Aku 'ndhlela engayi ekhaya installation view
Group Exhibition · Curated by Phumelele Kunene

Aku 'ndhlela engayi ekhaya

Aku 'ndhlela engayi ekhaya at Sandton — installation view
Sandton
07 Feb – 29 Mar 2026
Curatorial Statement

By Phumelele Kunene

In this exhibition art operates as a language that speaks to both memory-keeping and future-imagining. Memory represents the past and history, while the future embodies the promise of freedom. Memory, inseparable from freedom, is not mere nostalgia; it becomes a strategy for survival and transformation. Amartya Sen, an economist and philosopher, argues that freedom is not just about rights, but about real opportunities and capabilities to live the life one values. Similarly, Max Weber's concept of life chances reminds us that our opportunities, and even our sense of possibility, are deeply shaped by the conditions we inherit: our homes, our histories, and the social structures that frame our lives.

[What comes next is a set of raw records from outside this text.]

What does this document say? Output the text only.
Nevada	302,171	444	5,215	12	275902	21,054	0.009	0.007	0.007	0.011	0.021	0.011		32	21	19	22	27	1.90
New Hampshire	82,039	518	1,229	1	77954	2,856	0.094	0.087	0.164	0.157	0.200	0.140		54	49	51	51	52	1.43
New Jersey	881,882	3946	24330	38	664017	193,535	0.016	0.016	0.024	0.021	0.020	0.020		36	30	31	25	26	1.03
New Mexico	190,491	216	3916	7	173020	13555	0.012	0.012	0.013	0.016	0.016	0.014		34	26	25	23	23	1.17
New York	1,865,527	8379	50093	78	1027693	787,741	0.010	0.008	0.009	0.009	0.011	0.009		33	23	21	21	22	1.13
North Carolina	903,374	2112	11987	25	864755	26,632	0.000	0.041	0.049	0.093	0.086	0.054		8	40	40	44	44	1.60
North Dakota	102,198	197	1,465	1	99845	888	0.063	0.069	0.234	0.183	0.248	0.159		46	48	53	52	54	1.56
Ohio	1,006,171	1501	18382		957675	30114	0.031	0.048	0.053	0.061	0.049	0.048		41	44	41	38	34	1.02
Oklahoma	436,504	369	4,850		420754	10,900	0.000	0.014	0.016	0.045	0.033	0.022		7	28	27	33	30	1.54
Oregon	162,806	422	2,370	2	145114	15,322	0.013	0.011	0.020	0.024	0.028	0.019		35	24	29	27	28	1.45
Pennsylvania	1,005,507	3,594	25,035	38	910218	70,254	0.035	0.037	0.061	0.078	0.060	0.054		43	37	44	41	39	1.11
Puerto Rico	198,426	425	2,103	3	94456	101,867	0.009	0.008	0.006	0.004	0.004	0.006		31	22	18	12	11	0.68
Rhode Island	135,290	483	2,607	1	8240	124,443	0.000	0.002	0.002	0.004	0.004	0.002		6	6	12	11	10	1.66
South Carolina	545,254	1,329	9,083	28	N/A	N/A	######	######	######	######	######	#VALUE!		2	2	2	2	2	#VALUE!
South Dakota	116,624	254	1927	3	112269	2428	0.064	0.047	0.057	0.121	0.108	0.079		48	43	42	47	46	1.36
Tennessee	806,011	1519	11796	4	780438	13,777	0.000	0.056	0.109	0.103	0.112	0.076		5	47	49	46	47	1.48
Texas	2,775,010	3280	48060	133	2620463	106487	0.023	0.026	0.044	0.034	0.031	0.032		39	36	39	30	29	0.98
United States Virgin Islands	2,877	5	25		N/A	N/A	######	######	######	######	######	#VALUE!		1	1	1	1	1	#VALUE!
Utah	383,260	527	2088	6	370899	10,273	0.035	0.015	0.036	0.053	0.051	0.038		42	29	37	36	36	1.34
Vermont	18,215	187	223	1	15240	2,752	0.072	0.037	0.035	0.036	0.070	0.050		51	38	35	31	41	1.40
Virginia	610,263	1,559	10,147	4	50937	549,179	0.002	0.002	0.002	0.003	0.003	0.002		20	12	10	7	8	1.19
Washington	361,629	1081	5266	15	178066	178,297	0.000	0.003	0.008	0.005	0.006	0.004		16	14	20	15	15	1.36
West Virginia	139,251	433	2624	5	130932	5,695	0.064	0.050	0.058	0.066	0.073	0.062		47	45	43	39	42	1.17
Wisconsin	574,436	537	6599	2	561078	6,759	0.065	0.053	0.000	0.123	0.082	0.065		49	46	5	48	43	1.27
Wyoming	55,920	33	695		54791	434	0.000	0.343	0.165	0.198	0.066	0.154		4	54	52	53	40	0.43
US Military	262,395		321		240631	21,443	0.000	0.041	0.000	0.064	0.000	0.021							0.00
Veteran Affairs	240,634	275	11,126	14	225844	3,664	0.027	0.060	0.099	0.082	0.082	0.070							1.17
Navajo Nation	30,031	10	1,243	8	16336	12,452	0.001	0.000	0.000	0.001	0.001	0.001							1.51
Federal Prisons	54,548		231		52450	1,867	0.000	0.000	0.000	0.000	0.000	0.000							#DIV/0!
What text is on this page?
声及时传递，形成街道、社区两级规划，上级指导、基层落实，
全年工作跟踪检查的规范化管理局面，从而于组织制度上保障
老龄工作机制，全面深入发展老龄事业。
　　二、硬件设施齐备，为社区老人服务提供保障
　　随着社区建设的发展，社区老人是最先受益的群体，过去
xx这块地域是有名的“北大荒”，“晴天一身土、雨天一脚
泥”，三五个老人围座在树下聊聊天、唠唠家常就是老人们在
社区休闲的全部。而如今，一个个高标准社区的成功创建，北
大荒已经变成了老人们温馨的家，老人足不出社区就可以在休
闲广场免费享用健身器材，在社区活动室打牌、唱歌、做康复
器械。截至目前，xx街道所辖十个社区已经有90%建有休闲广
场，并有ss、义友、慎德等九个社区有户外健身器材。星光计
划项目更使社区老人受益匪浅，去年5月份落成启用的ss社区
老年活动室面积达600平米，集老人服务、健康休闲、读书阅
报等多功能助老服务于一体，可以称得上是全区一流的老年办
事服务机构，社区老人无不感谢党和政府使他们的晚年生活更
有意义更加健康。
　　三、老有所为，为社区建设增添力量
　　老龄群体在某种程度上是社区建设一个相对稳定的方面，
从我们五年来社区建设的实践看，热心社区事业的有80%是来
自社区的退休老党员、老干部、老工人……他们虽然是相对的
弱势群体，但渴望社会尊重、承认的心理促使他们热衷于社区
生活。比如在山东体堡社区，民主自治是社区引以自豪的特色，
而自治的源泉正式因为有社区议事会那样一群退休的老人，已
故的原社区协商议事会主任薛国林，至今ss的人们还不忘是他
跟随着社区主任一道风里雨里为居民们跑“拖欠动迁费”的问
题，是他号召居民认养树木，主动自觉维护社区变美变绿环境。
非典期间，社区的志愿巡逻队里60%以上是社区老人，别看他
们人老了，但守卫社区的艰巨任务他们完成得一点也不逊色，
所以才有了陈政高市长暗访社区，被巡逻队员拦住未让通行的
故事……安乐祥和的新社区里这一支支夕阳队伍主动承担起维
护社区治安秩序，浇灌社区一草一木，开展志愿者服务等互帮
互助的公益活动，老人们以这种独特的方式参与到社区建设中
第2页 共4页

This exhibition explores fragments of home — the spaces and conditions that shape us — through the intertwined themes of memory, freedom, and identity. Home here is not confined to walls; it is emotional, mental, and spiritual. It is a place that shapes and mirrors who we are, even when fractured by inequality and displacement. The participating artists engage with elements of home, mapping its complexities through personal narratives, cultural inheritances, and contested histories. Their works confront the contradictions of belonging and marginalisation while affirming resilience, creativity, and cultural survival.

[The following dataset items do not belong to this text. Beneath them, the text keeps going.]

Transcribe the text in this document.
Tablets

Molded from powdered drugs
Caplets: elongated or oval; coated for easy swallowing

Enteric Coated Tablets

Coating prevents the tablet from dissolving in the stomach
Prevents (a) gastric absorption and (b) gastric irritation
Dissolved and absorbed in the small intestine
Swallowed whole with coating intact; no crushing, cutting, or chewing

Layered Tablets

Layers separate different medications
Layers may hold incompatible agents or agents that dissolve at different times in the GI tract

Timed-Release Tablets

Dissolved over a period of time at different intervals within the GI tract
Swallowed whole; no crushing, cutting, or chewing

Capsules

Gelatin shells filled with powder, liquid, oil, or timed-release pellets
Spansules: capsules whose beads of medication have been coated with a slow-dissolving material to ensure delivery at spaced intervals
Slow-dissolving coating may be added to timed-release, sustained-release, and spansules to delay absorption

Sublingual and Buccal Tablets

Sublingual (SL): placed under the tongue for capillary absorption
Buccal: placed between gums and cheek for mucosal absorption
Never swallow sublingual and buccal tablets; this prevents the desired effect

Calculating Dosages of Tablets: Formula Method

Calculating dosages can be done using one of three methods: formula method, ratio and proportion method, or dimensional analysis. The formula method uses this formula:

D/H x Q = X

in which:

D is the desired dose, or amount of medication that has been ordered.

Here, art becomes an act of resistance and imagination, turning historical weight into raw material for new possibilities. What was once meant to diminish becomes, through these images, a source of strength and beauty. Photography here is alchemized, not as a fixed image, but as a process. These works move beyond the point-and-shoot gesture, treating the photograph as material to be transformed. Through layering, experimentation, and hybrid techniques, each piece becomes a living object — assembled, altered, and reimagined — reflecting the complexity of memory and the multiplicity of identity.

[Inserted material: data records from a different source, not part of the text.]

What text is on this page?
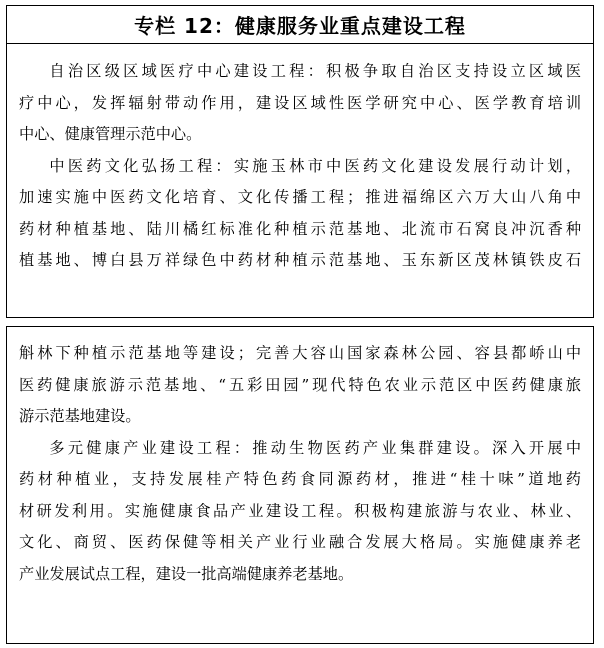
专栏 12：健康服务业重点建设工程
自治区级区域医疗中心建设工程：积极争取自治区支持设立区域医
疗中心，发挥辐射带动作用，建设区域性医学研究中心、医学教育培训
中心、健康管理示范中心。
中医药文化弘扬工程：实施玉林市中医药文化建设发展行动计划，
加速实施中医药文化培育、文化传播工程；推进福绵区六万大山八角中
药材种植基地、陆川橘红标准化种植示范基地、北流市石窝良冲沉香种
植基地、博白县万祥绿色中药材种植示范基地、玉东新区茂林镇铁皮石
斛林下种植示范基地等建设；完善大容山国家森林公园、容县都峤山中
医药健康旅游示范基地、“五彩田园”现代特色农业示范区中医药健康旅
游示范基地建设。
多元健康产业建设工程：推动生物医药产业集群建设。深入开展中
药材种植业，支持发展桂产特色药食同源药材，推进“桂十味”道地药
材研发利用。实施健康食品产业建设工程。积极构建旅游与农业、林业、
文化、商贸、医药保健等相关产业行业融合发展大格局。实施健康养老
产业发展试点工程，建设一批高端健康养老基地。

This exhibition unfolds as a living archive, a site of witnessing and questioning. It invites viewers to slow down, reflect, and see art as both evidence and imagination, a bridge between the real and the remembered. It challenges dominant narratives and positions people not as passive subjects of history but as active agents shaping its future. This is an act of claiming space, of declaring: this is who we are, and this is the life we value.